Stone didn't have to look at the fragmentary swatch.
"That was about seven years ago"
"Six-and-a-half," she corrected. "I paid enough for it. You'd expect anything that expensive to last."
"The style was discontinued. I have something here that-"
"I do not want to make an entire slipcover, Mr. Stone. All I want is enough to make new panels for the arms. Two yards should do very nicely."
Stone smothered a bilious hiccup. "Two yards, Miss Ellis?"
"At the most."
"I sold the last of that material years ago." He pulled a bolt off a shelf and partly unrolled it for her. "Why not use a different pattern as a kind of contrast?"
"I want this same pattern," she said, her thin lips getting even thinner and more obstinate.
"Then I'll have to order it and hope one of my wholesalers still has some of it in stock."
"Not without looking for it first right here, you won't order it for me. You can't know all these materials you have on these shelves."
Stone felt all the familiar symptoms of fury—the sudden pulsing of the temples, the lurch and bump of his heart as adrenalin came surging in like the tide at the Firth of Forth, the quivering of his hands, the angry shout pulsing at his vocal cords from below.

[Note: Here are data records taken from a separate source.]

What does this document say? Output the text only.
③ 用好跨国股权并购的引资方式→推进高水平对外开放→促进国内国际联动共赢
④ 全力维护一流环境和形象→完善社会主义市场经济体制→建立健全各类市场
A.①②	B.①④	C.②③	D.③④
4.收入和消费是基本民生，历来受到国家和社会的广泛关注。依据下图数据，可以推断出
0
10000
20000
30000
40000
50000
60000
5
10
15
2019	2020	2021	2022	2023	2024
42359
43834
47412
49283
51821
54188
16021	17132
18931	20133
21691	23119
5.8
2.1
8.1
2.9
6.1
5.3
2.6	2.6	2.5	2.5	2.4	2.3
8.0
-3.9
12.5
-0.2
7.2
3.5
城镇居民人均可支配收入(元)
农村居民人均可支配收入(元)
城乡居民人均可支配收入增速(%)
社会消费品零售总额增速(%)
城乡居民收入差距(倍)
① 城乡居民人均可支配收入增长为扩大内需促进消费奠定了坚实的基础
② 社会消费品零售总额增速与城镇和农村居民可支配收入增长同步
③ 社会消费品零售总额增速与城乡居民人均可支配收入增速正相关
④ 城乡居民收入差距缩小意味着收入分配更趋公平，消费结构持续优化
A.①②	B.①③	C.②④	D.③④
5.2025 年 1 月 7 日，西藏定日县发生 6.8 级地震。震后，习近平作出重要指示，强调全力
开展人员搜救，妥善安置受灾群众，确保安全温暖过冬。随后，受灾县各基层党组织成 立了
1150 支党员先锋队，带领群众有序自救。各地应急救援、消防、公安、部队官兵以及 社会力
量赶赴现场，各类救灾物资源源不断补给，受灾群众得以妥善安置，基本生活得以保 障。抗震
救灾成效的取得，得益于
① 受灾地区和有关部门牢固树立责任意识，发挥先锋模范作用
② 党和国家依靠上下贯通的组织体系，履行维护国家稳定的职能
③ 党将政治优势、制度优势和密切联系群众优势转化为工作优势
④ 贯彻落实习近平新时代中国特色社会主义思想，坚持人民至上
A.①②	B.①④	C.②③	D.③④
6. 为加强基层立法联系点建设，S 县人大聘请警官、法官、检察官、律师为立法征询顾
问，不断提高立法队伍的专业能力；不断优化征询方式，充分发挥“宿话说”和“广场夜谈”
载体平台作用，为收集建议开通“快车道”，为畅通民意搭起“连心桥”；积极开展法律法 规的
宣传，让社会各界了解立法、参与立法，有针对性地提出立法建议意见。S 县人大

"I’ll take a look. Miss Ellis," he said.
She was president of the Ladies Cultural Society and dominated it so thoroughly that the members would go clear to the next town for their dry goods, rather than deal with him, if he offended this sour stick of stubbornness. If Stone's life insurance salesman had been there, he would have tried to keep Stone from climbing the ladder that ran around the three walls of the store. He probably wouldn't have been in time. Stone stamped up the ladder to reach the highest shelves, where there were scraps of bolts. One of them might have been the remnant of the material Miss Ellis had bought six-and-a-half years ago. But Stone never found out.
He snatched one, glaring down meanwhile at the top of Miss Ellis's head, and the ladder skidded out from under him. He felt his skull collide with the counter. He didn't feel it hit the floor.
"God damn it!" Stone yelled. "You could at least turn on the lights."
"There, there, Edgar. Everything's fine, just fine." It was his wife's voice and the tone was so uncommonly soft and soothing that it scared him into a panic.
"What's wrong with me?" he asked piteously. "Am I blind?"
"How many fingers am I holding up?" a man wanted to know.
Stone was peering into the blackness. All he could see before his eyes was a vague blot against a darker blot.
"None," he bleated. "Who are you?"
"Dr. Rankin. That was a nasty fall you had, Mr. Stone concussion of course, and a splinter of bone driven into the brain. I had to operate to remove it."